Gerelateerde personen:- Eerste ondertekenaar: A.A. Aartsen, staatssecretaris van Infrastructuur en Waterstaat (Ooit VVD kamerlid)
Onderdeel van kamerstukdossier 33652 -108 Spoorbeveiligingssysteem European Rail Traffic Management System (ERTMS).

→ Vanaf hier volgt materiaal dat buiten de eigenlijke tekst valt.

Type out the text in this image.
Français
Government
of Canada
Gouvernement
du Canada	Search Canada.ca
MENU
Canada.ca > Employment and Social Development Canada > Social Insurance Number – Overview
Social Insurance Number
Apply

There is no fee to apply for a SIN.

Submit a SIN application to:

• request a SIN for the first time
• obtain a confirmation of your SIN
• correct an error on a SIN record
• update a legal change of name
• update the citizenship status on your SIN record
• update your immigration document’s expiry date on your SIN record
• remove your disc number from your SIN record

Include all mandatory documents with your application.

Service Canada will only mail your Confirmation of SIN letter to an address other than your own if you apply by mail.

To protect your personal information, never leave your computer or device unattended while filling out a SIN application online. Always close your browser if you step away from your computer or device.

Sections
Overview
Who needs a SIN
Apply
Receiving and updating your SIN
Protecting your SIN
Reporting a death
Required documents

Onderdeel van zaak 2025Z18089:
- Indiener: A.A. Aartsen, staatssecretaris van Infrastructuur en Waterstaat
- Voortouwcommissie: vaste commissie voor Infrastructuur en Waterstaat
- 2025-10-01 13:55: Aanvang middagvergadering: Regeling van werkzaamheden (Regeling van werkzaamheden), TK
- 2025-12-03 10:15: Procedurevergadering IenW (Procedurevergadering), vaste commissie voor Infrastructuur en Waterstaat
Preview document (🔗 origineel)
Geachte voorzitter,
Bijgaand vindt u de 23e voortgangsrapportage van het programma ERTMS, die gaat over de eerste helft van 2025. Het programma werkt aan de vervanging van de treinbeveiliging van het Nederlands spoor. Met ERTMS (European Rail Traffic Management System) wordt een belangrijke basis gelegd voor verdere digitalisering van het spoor en naar een interoperabel Europees spoornetwerk.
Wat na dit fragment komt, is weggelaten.